Unfortunately, you generally need to work at the White House to buy those, but you can get one of Cunningham’s many other hand-stitched balls featuring logos other than the Presidential seal. He emphasized the traditional feel of the sport that he tries to capture with his products.
“Really what I’m looking for at the end of the day is a ball that feels substantial,” he said. “I’ve used certain leathers that are gorgeous, but they’re thinnish and when you put the ball together it really feels like a very cheap toy… I want a leather that when you put that ball together it has a certain heft to it. It has a certain masculine strength to it.”
“If you want to put an $800 price tag on something like that, it better feel like it’s worth it,” he added.
Killspencer
List Price: $350.00
If Darth Vader had a football, it would look like this.
Killspencer has decided to corner the market in creepiness. This black missile belongs on a mantelpiece surrounded by stuffed deer heads, gazed upon by someone in a monogrammed robe who talks about how someday he hopes to hunt “truly dangerous game.” Even the name “Killspencer” doesn’t exactly soften that image.

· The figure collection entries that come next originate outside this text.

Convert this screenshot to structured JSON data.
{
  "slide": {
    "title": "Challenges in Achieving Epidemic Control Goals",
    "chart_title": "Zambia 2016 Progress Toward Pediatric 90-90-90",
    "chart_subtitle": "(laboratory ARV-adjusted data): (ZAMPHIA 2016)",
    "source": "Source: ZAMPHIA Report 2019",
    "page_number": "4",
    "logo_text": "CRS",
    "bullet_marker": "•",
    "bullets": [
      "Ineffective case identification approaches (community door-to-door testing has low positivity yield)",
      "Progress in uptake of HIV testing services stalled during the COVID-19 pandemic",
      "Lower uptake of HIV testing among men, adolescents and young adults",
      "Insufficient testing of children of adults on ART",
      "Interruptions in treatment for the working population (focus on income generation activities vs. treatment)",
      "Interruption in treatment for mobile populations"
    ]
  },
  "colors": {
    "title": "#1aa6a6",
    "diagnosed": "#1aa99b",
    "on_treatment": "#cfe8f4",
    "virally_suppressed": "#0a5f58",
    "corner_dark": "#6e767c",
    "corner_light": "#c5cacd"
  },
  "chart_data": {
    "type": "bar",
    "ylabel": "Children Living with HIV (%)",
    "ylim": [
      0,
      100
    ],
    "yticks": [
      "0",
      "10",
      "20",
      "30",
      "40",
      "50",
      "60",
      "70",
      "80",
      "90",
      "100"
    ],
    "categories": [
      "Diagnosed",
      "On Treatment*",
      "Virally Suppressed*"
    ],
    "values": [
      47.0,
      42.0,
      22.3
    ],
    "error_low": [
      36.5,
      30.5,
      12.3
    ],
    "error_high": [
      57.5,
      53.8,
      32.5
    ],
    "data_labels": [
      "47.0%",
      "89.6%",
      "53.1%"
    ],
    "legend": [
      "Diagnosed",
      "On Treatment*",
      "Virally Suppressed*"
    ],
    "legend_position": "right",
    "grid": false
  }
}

But let’s not kid ourselves, this is an extraordinary looking piece of sporting equipment. Just be prepared to answer the occasional question about whether you keep any bodies stuffed in the basement.
Chanel
List Price: $195.00
For a quite modest list price, in context, the Chanel football comes branded with the infamous logo and is on sale at several of the company’s boutiques around the country. Just think how proud your World War II veteran grandfather will be when he sees you out in the yard playing catch with a football made by Chanel.
List Price: $90.00
Nike actually gets in the game among the bespoke footballs and ostrich leather works of art. Made with, according to the company’s website, “premium tacky leather” and “designed with insights from quarterbacks at every level,” this is the company’s top flight football.
Admittedly, it feels a little bit like hitting Five Guys for steak night, but let’s give credit where credit is due: Nike managed to find many different levels of quarterback to interview just for the forging of this one ball.
Plus it’s a third of the price of some of its competition.
List Price: $100.00 and up
What Big Game brings to the table isn’t just a handcrafted football, but one branded with the team of your choice. As long as that team is one of the 12 available for selection on the company's website.
It adds a little something extra in terms of color and style, although at the cost of the traditional roughneck feel that an old Handsome Dan conveys.
For the true connoisseur, Big Game offers something a little bit special. Their $400 elephant hide football is something you can almost guarantee that none of your friends will have. Still, it’s their loss, as you grab ahold of “one of the toughest leathers in the world” made by a species that’s quickly vanishing from it. After all, if you can find one to make a football out of how endangered can they really be?